5. True or False: The final couplet of "The Devil's Advice to Story-tellers" is, "Nice contradiction between fact and fact Will make the whole read human and exact" .

Answer: True

This amusing poem is by Robert Graves, most famous for his books "I, Claudius" and "Claudius the God". His style is distinct and interesting, and the poem mentioned in the query is an amusing one, including such lines as, "Lest men suspect your tale to be untrue, Keep probability--some say--in view"
and
"To forge a picture that will pass for true, do conscientiously what liars do--born liars, not the lesser sort that raid the mouths of others for their stock-in trade..."
6. How many lines is John Shade's (actually Nabokov's) poem "Pale Fire" ?

Answer: 999

From Nabakov's brilliant and hilarious work "Pale Fire", the book is told through footnotes to the poem, written by one John Shade. The footnotes are written by Shade's "closest friend" and the book's twists and turns will leave the literary rolling in the proverbial aisles.
7. W.H. Auden's poem "Musee des Beaux Arts" or "Museum of Fine Arts" is talking about which art museum?
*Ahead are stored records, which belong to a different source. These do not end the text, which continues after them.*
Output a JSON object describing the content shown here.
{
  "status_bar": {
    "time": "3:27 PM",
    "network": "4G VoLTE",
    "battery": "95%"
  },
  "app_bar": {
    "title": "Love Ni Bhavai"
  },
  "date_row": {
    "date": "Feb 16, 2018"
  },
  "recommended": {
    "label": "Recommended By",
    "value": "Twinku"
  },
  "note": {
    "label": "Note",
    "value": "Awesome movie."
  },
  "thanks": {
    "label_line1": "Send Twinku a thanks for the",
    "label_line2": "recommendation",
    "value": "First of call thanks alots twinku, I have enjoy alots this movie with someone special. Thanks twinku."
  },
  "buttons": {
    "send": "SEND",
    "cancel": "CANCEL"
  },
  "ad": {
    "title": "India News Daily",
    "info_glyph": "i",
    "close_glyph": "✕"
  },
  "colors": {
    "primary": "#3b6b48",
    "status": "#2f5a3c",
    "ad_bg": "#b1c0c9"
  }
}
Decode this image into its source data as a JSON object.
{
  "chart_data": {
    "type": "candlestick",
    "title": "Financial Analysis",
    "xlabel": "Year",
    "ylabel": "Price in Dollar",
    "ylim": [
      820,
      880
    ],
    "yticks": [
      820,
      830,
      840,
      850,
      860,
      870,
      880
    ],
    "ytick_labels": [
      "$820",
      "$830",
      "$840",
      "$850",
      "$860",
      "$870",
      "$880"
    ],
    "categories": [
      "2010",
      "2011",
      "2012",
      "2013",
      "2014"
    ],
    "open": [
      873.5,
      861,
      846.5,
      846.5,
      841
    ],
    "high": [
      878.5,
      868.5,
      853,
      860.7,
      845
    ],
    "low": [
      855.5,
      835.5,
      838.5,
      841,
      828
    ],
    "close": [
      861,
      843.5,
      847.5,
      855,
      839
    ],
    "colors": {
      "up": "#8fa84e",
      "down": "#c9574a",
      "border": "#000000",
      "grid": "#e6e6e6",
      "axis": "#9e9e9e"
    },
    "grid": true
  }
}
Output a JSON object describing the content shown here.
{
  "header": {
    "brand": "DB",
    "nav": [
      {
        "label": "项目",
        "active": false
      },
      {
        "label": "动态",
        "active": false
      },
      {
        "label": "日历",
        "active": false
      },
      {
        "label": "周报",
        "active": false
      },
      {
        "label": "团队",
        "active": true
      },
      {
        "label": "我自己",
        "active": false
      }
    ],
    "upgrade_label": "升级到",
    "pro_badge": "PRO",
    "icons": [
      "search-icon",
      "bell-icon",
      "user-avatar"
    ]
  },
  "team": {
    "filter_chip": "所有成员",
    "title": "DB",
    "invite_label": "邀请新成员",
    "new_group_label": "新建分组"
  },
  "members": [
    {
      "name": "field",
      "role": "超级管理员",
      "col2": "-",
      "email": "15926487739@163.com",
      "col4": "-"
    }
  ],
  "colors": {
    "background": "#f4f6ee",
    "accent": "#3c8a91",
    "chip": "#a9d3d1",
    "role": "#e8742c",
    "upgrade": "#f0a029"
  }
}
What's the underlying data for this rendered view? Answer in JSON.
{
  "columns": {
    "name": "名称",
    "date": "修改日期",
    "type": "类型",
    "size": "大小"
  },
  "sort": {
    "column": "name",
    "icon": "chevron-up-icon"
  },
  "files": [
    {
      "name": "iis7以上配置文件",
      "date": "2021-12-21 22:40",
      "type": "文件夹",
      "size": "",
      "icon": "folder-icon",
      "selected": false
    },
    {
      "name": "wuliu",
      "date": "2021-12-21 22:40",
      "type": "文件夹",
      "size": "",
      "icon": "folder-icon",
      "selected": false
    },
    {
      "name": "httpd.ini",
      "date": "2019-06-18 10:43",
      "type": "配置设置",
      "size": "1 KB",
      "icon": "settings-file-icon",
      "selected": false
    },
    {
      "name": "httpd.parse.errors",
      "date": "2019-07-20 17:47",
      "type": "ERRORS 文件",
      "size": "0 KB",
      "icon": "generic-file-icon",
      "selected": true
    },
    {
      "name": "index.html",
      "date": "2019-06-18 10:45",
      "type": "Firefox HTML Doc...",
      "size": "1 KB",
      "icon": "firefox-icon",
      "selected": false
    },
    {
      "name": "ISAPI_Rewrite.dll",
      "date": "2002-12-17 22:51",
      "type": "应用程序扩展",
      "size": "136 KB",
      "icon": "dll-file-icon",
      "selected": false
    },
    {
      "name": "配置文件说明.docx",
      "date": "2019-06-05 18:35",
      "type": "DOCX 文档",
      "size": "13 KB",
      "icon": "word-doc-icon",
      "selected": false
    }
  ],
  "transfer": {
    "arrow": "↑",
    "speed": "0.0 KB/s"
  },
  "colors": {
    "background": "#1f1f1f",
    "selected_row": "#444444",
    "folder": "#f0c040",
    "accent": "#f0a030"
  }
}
Answer: Royal Museum of Fine Art, Brussels

The poem is talking about Brussels museum which contains Brueghel's "Icarus". Ironically, the poem is not really about art, but more about the pain and misery of people who are dying or suffering (i.e. Icarus and his Father).
8. The line, "I know the voices dying with a dying fall" is from "The Love Song of J. Alfred Prufrock". This line is clearly an ironic reference to what?

Answer: Shakespeare's "Twelfth Night"

It is definitely a reference to "Twelfth Night", more specifically Orsino's Speech: "That strain again! It had a dying fall."
The reference to Dante is at the beginning, with the quotation made to set off the title and give contrast to the "love song" part of the title.
The reference to Hamlet is late-ish in the poem with, "I shoult have been a pair of ragged claws Scuttling across the floors of silent seas". This refers to Hamlet II, 205-206 "...foryou yourself, sir, should be old as I am, if, like a crab, you should go backwards".
And the reference to Hesiod is, "And time for all the works and days of hands". Eliot is contrasting useful labor and futile social gestures.
9. Which Wagner opera does Eliot reference in Part I of "The Waste Land"?

Answer: Tristan Und Isolde

The Lines are :
"Frisch weht der Wind
Der Heimat zu
Mein Irisch Kind
Wo weilest du?"

Which means, "Fresh blows the wind to the homeland; my Irish child, where are you waiting". In the opera, it is sung by a sailor recalling the girl he has left behind.
10. From what poem is the line, " Vile self gets in; But thou remembers we are dust, Defiled in sin" drawn from?

Answer: Holy Willie's Prayer

"Holy Willie's Prayer" by Robert Burns, is a satyrical poem inspired by a self-righteous elder in the parish of Mauchline, and is against Calvanist tenets. The title character assumes he is one of God's "elect", and will get into heaven no matter what he does.
"The Waste Land" was written about two hundred years or more after Burns' poem.
"Prometheus Unbound" is a poem/play by Percy Bysshe Shelley
"The Marriage of Heaven and Hell" is one by William Blake, author of "Tyger, Tyger".